Rumored to be on shaky ground for about a week, Huntley was able to put a bit of a philosopher's spin on the news. "We built it, and they didn't come," said Huntley, the cofounder and CEO of DWANGO, in today's Houston Chronicle. "It's not a reflection on the technology or the idea, but we just didn't have the capital to build a market," he continued.

Huntley told GameSpot News this morning that "it was a matter of investors deciding at the last minute" to pull their resources. "This is very sudden," Huntley said.

Twenty-eight US-based servers would be silenced in the very near future, and the 25 full-time DWANGO staffers in Houston and Shreveport, La., would be laid off.

Acknowledging that DWANGO was at one time a trend-setter - "we had something to do with breaking this market open" - when DWANGO was established, Huntley said, "They're stuck with the Net now." DWANGO's dial-up gaming technology avoided certain bottlenecks experienced by Web-based gaming, but the technology obviously wasn't enough to impress the venture capital money supporting DWANGO.

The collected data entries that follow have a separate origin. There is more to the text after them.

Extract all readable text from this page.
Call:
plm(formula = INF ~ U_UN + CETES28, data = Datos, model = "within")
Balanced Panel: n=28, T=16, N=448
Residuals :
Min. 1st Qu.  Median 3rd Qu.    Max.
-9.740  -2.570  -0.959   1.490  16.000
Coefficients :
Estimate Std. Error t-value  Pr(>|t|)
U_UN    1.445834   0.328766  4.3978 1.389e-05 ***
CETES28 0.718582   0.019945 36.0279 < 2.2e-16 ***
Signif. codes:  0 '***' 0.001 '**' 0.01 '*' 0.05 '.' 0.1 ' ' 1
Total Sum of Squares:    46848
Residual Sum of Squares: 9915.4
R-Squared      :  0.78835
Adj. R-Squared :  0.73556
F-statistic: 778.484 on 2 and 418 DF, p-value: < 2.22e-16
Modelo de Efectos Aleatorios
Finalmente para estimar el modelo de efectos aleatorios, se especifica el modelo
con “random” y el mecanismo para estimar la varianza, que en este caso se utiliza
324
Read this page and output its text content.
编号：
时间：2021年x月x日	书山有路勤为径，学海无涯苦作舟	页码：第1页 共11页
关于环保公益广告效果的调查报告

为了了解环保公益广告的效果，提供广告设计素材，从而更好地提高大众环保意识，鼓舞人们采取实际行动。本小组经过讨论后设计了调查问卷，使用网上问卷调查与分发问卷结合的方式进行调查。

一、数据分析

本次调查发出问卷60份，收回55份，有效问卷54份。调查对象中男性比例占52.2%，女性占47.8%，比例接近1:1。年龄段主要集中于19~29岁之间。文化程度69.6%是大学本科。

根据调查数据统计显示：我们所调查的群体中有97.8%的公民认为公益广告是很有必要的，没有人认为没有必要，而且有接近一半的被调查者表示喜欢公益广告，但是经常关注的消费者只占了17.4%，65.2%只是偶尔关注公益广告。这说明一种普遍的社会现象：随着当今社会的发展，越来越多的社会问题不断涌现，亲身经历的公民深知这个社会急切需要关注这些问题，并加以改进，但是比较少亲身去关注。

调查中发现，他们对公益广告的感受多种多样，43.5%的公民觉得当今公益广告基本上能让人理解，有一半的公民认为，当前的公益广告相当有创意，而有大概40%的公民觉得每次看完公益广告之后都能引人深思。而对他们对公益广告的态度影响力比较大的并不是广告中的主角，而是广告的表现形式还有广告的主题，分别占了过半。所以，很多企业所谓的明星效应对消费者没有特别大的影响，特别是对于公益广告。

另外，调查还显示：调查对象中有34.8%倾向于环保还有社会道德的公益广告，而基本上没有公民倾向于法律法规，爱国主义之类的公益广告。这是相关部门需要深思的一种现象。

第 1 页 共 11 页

Launched in late 1994, the Dial-up Wide Area Network Game Operation was initially popular with hard-core DOOM players, who could dial local DWANGO servers and play multiplayer games with virtually no latency. Unfortunately for DWANGO, its launch was mere months before the Internet started its explosive growth, and the majority of today's action gamers were content to put up with Internet latency rather than pay hourly fees to play on DWANGO.

And to think that news out of DWANGO wasn't all that bad recently: The company's Japanese presence was named as a Dreamcast partner of Sega of Japan - it will provide an online assist with the new console's online game playing profile. Huntley said he could see the continued operation of subsidiary DWANGO Japan as someday being the catalyst of a reborn DWANGO in the States, but "there's not much more hope than that."

A deal with Microsoft was struck last year creating DWANGO-Zone, which would automatically connect Internet Gaming Zone users to the service when they wanted to play Age of Empires, Flight Sim 98, CART Precision Racing, or Monster Truck Madness, without the latency inherent in Internet play. But apparently that deal was too little, too late.

In addition to DWANGO's Japanese operation, DWANGO licensees in Korea and Singapore are maintaining their operations for the time being.

Smoke was first seen coming from DWANGO in early August when its relationship with public relations firm Bender, Goldman & Helper was put on indefinite hold by DWANGO brass. Today, the smoke cleared - and not much was left of DWANGO.

DWANGO told GameSpot News today that gamers had not been charged for DWANGO play during the months of September or October, so there's little concern for refunds.